I now have a job that is exciting and challenging, and it naturally leads me to want to accomplish my work, so I can’t take all the credit.
Yet, in order to get all my work done, I use techniques that I have learned to avoid procrastination: dividing tasks into small pieces, tracking what I do so that I can take pride in my accomplishments, and setting aside time for relaxation—short breaks during the day and also time in the evening or on weekends doing things I enjoy, guilt-free.

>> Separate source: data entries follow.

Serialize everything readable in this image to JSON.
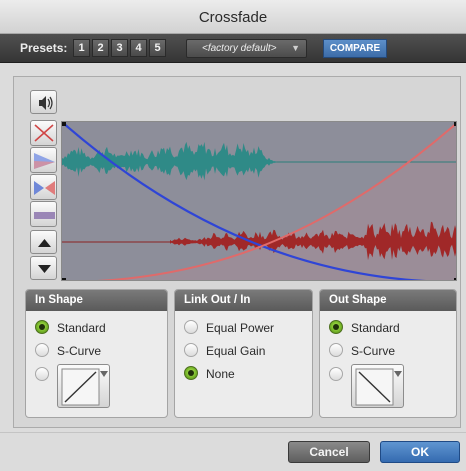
{
  "window": {
    "title": "Crossfade"
  },
  "toolbar": {
    "presets_label": "Presets:",
    "preset_numbers": [
      "1",
      "2",
      "3",
      "4",
      "5"
    ],
    "preset_value": "<factory default>",
    "compare_label": "COMPARE"
  },
  "tools": [
    "speaker-icon",
    "no-fade-icon",
    "fade-out-icon",
    "fade-in-icon",
    "fade-flat-icon",
    "arrow-up-icon",
    "arrow-down-icon"
  ],
  "in_shape": {
    "title": "In Shape",
    "options": [
      "Standard",
      "S-Curve"
    ],
    "selected": "Standard"
  },
  "link": {
    "title": "Link Out / In",
    "options": [
      "Equal Power",
      "Equal Gain",
      "None"
    ],
    "selected": "None"
  },
  "out_shape": {
    "title": "Out Shape",
    "options": [
      "Standard",
      "S-Curve"
    ],
    "selected": "Standard"
  },
  "colors": {
    "selected_radio": "#7ab92c",
    "compare_blue": "#4a7fbf",
    "fade_in_curve": "#e06a6a",
    "fade_out_curve": "#2f45d6",
    "upper_wave": "#2f8a87",
    "lower_wave": "#a02828"
  },
  "footer": {
    "cancel_label": "Cancel",
    "ok_label": "OK"
  }
}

I feel much more at peace with myself. When I get behind, I acknowledge that it is because I have had an extremely busy week or because I am tired or under the weather, instead of feeling like I am a lazy person. I think I have, for now, broken the cycle of procrastination, guilt, and shame.
Now, the summer is coming up, and with it the dissolution of all those short-term goals and demands on my time that have always helped me focus, so I will see how I am doing come June…
Once I created a special time for it, 30 minutes before bedtime each day, I slipped right back into the reading habit. I’ve found myself reading voraciously outside that time, as well.
Turns out joining a book club was not really helpful. I did read the books, but most of the other people in the club didn’t, and I resented taking time away from literature I know I will enjoy to read these other books that I really didn’t find very interesting.
So I’m not reading the last book club book. I’m going to read a book that interests me instead. :P
This was a fun thing to do. I wish I had devoted a little more time to preparation, but considering how busy I was, I think that just walking in there with a half-way coherent talk was an accomplishment.
It is very hard to find a map of our local bike & pedestrian path.
I finally found one, and am using my GPS reciever to measure all the distances on it.
When I am out running, I see lots of people out running, walking and biking for fitness, and I’m sure they’d like a convenient way to measure the distance for their favorite routes.
I want to scan in the map that I found and mark the distances off on it, and then publish it on my website for other people in our area to use.
I’m going to try grading 30 minutes each morning, before I start any other projects. This way, grading won’t get crowded out of my daily schedule by tasks with more urgent deadlines.
I graded lots of stuff this weekend.
One thing that helped to motivated me was putting a list of the assignments I had to grade on my blog, and then crossing them off one at a time as I finished them. I had a sense of accountablility and my friends cheered me on. :)
I think it is easier to redirect, to change a bad habit into a good habit, than to just try to stop doing it.
Whenever I find myself chewing or picking at my hangnails, or feeling the urge to do so, I am going to try to stop and put on some lotion or some cuticle moisturizer.
I basically spend almost my whole day reading, for work or for relaxation, but too much of my relaxation reading is online. I don’t spend nearly enough time doing something that used to be my #1 favorite activity, which is reading books for fun.
Lately I have been reading a little bit before bed each night, but if I end up working late on something, or just watching too much TV, that gets squeezed out of my day. I think I need to make reading time into a sacred time… at 9:30, the TV goes off, or the laptop is closed, no matter what, and I go brush my teeth and get under the covers with a great novel.
Since I started running again at the end of August, after an illness, my pace has dropped from 13:00 min/mile down to 11:30.
I’m doing fairly short distances, 1-1.4 miles, and trying to get out 5 days a week or so.
I’m trying to build my distance up, too, by 10% a week. I don’t know if that’s contrary to the goal of increasing my speed, but it seems okay to do both for the moment.
I think speed intervals are key. It builds muscle and endurance, and it just seem to get my body used to the idea of running fast.
I never realized what a revolting habit my nail-chewing was until I had to sit next to someone who chewed their nails for an hour straight.
It was absolutely disgusting to hear them sucking and smacking away at their fingers, not to mention the actual sound of the chewing!
Now, whenever I catch myself with my fingers in my mouth, I think back to how nauseating that was!
I never ever bite my nails in public anymore. It’s GROSS! And once shame stopped me from doing it in public, I found it a lot easier to resist the urge in private. The habit was broken.